I can date the essay to September or October 1966, because I mention I “have every record, long players (sic), singles and EPs issued by Bob Dylan”, all purchased after a summer of working as a porter in a hospital in Liverpool, all gaps had been plugged. Blonde on Blonde would have been my latest acquisition, bought in an electrical appliance store in Everton – “Who’s he then? A golliwog?” was the cheerful enquiry of the cheeky Scouse shop assistant as he looked at the cover. “Bloody ‘Ell! You’re getting robbed there son. There’s only one song on that side!” Etc, etc. I didn’t care, it had the songs I’d heard a few months before at the Free Trade Hall and that went someway towards making up for the news (or more correctly, lack of news) of the motorcycle crash.
Re-reading that old school essay now the first thing I feel about it is annoyance that I can’t find the last page because I’d love to know what mark I got. The second emotion is one of acute embarrassment at the gushing naivety and the intense seriousness of it all. Only a sixteen year old could write like that. Finally there’s the shocking realisation that I’ve been writing about Bob Dylan for thirty-nine years!

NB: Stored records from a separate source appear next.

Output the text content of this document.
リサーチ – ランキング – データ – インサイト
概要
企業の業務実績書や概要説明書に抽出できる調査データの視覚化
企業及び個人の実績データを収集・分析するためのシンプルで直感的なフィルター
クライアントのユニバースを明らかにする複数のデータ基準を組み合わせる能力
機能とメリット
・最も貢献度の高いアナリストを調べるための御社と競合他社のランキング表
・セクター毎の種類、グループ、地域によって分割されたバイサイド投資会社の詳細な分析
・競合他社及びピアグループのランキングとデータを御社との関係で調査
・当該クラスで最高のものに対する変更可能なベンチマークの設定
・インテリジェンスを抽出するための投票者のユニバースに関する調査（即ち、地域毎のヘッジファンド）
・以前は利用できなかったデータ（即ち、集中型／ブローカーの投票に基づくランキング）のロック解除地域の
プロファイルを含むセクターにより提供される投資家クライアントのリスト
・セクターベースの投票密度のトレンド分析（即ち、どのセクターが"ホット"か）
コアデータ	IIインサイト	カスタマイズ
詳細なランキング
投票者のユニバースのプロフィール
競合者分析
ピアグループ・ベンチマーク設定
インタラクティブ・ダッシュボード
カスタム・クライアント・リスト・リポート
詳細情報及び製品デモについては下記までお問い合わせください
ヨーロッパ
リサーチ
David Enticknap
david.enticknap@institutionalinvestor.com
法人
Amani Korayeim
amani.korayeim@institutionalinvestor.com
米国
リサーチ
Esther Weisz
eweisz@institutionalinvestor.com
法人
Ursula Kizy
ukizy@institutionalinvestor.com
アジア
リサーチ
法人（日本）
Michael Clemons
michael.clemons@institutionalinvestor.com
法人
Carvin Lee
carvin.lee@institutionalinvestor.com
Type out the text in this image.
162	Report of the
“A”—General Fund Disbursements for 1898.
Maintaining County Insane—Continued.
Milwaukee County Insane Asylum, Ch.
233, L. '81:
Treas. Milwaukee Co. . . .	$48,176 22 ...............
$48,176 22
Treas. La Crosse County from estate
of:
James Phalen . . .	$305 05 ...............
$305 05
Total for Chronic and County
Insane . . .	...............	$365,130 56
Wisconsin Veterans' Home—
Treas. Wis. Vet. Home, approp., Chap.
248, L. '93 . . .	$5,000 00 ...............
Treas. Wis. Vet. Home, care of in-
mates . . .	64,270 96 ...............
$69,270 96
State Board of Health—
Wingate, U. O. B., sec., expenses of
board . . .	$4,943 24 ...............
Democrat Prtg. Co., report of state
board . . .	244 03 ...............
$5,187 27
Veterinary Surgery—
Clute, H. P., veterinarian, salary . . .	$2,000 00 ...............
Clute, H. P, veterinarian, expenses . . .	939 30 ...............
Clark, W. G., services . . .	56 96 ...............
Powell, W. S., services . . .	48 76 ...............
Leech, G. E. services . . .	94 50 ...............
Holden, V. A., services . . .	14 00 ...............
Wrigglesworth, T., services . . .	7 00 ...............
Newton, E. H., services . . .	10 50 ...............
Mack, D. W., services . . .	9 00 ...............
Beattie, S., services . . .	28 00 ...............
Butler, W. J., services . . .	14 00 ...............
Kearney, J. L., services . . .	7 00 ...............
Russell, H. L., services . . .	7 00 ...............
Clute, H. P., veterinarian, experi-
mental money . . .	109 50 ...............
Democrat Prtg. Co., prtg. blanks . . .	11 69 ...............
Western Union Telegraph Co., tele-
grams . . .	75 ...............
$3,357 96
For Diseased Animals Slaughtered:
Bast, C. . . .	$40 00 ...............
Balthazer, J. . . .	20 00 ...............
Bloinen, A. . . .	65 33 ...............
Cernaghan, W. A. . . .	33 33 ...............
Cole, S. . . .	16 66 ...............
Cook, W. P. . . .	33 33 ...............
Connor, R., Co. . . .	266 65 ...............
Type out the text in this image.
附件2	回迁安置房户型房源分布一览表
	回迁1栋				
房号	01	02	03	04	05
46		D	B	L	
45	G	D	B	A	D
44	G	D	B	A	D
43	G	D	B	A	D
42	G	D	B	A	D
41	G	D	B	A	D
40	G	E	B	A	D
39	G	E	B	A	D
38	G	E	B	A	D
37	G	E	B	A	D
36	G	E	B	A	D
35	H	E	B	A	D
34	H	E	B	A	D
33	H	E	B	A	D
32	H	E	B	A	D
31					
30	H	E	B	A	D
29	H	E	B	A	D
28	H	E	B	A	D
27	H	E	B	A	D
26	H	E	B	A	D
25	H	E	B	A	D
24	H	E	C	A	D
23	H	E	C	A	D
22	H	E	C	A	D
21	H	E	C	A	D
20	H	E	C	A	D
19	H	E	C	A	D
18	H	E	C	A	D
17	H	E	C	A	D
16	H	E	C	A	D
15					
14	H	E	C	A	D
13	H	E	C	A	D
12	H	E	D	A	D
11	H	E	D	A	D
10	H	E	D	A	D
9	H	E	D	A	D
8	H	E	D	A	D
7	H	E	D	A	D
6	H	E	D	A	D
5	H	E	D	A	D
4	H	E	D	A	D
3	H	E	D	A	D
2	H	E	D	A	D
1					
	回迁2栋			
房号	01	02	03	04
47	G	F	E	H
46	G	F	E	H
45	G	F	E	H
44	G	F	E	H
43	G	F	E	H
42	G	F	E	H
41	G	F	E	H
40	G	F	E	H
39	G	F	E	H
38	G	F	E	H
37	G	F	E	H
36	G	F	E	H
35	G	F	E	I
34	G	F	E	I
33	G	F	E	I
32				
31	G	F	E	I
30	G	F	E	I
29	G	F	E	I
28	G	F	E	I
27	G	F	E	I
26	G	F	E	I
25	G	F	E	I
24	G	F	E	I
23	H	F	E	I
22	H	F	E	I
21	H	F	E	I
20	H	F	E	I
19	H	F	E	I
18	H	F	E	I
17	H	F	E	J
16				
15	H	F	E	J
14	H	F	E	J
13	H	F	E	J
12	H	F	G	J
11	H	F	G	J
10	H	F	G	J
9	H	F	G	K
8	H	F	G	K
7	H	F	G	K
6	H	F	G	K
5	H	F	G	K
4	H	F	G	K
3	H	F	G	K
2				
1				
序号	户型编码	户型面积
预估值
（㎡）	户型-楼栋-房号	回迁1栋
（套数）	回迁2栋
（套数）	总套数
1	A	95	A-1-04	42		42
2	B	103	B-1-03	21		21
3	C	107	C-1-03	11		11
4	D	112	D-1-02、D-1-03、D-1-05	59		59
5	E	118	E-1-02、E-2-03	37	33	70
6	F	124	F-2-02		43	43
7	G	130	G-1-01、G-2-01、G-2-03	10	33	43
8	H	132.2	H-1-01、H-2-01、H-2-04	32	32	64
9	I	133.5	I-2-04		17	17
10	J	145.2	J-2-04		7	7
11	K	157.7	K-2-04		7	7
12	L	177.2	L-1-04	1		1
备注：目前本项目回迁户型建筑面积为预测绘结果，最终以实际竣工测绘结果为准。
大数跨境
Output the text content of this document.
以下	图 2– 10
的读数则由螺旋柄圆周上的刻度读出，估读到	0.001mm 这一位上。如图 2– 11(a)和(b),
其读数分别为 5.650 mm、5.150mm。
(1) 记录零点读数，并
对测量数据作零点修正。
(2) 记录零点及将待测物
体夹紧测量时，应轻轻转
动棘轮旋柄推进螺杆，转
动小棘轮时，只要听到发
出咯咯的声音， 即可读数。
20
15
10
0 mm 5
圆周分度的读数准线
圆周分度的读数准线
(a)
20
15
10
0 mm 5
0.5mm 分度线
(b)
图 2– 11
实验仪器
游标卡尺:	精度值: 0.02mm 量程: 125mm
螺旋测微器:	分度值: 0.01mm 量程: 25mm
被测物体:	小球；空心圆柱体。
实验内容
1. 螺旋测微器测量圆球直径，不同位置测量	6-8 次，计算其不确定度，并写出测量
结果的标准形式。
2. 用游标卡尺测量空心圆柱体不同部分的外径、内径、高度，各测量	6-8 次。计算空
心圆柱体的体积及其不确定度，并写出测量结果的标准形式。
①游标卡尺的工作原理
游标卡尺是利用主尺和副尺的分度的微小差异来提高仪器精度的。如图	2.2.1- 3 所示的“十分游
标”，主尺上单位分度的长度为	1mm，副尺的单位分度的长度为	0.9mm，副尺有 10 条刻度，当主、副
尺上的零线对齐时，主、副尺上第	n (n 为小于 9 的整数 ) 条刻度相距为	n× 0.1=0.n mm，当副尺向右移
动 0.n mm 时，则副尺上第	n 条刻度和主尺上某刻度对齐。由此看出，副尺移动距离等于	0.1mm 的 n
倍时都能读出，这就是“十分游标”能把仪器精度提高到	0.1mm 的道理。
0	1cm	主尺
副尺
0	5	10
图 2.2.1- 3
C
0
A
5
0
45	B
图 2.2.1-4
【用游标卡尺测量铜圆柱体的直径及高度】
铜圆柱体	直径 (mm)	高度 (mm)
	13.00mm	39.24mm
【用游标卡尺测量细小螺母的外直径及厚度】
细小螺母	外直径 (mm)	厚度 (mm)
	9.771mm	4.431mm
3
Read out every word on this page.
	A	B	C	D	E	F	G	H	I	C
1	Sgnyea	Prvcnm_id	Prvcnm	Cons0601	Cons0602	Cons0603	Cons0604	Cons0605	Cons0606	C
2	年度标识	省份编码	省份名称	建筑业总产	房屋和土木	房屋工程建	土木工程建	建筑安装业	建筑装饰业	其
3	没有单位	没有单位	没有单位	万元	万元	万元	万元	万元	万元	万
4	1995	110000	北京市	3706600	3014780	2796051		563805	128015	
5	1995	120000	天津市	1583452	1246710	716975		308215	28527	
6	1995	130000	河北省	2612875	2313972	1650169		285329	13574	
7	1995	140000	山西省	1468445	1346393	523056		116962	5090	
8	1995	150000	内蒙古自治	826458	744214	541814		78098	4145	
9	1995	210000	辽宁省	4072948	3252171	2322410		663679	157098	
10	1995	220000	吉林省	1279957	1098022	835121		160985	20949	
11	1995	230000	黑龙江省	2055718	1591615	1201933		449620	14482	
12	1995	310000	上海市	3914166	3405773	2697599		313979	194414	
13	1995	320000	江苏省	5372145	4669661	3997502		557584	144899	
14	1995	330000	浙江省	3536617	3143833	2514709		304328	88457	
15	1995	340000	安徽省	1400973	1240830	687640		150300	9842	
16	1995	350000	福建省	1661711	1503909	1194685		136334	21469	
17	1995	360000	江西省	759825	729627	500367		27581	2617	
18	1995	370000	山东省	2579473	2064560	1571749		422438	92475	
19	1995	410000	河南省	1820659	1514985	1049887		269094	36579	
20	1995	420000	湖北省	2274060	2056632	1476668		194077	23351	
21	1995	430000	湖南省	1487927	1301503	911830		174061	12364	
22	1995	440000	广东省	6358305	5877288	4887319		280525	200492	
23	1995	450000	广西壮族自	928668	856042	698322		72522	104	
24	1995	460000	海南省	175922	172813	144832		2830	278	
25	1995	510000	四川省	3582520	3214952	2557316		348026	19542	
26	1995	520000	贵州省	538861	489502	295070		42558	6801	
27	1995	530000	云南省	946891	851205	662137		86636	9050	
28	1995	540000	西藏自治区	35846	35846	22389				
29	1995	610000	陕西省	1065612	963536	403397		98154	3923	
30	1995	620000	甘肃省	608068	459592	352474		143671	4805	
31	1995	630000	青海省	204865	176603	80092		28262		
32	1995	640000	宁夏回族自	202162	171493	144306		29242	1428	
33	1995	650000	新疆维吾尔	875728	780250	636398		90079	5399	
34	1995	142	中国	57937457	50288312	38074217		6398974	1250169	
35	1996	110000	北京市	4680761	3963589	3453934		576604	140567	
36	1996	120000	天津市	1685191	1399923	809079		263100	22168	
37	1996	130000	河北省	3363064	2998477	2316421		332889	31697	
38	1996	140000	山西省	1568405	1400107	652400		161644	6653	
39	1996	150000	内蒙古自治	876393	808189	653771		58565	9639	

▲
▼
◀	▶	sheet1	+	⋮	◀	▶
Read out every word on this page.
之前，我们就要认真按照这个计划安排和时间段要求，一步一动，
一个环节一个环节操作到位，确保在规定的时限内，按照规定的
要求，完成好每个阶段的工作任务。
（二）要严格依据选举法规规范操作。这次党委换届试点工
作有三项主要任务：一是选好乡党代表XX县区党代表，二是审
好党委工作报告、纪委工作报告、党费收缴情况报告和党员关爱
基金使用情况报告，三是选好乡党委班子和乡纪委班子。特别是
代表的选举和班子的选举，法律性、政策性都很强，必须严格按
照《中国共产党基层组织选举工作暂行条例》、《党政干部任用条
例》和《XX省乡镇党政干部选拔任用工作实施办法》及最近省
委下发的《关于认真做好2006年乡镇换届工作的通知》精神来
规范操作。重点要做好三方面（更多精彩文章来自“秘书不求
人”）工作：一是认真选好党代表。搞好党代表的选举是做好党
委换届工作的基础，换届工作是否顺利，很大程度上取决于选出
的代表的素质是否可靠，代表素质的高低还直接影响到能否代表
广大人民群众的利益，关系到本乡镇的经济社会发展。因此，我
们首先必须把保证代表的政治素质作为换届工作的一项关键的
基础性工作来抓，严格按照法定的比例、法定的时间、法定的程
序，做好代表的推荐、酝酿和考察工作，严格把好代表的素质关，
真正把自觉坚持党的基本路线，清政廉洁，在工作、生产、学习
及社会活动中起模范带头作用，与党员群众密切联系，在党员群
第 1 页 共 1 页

The last few years of Dylan writing have been in the pages of Freewheelin where I’ve been allowed to roam freely around some fairly arcane avenues of musical history in search of an elusive thread that will lead me back to where I began. During these musings I’ve been lucky to meet the varied bunch of hard-working human beings who constitute the rest of FW, some alas, only in print, but happily, mostly in the flesh. And what a great bunch you all are, every one a valued commentator and contributor to the archives of Dylanology or whatever it will all be called one day.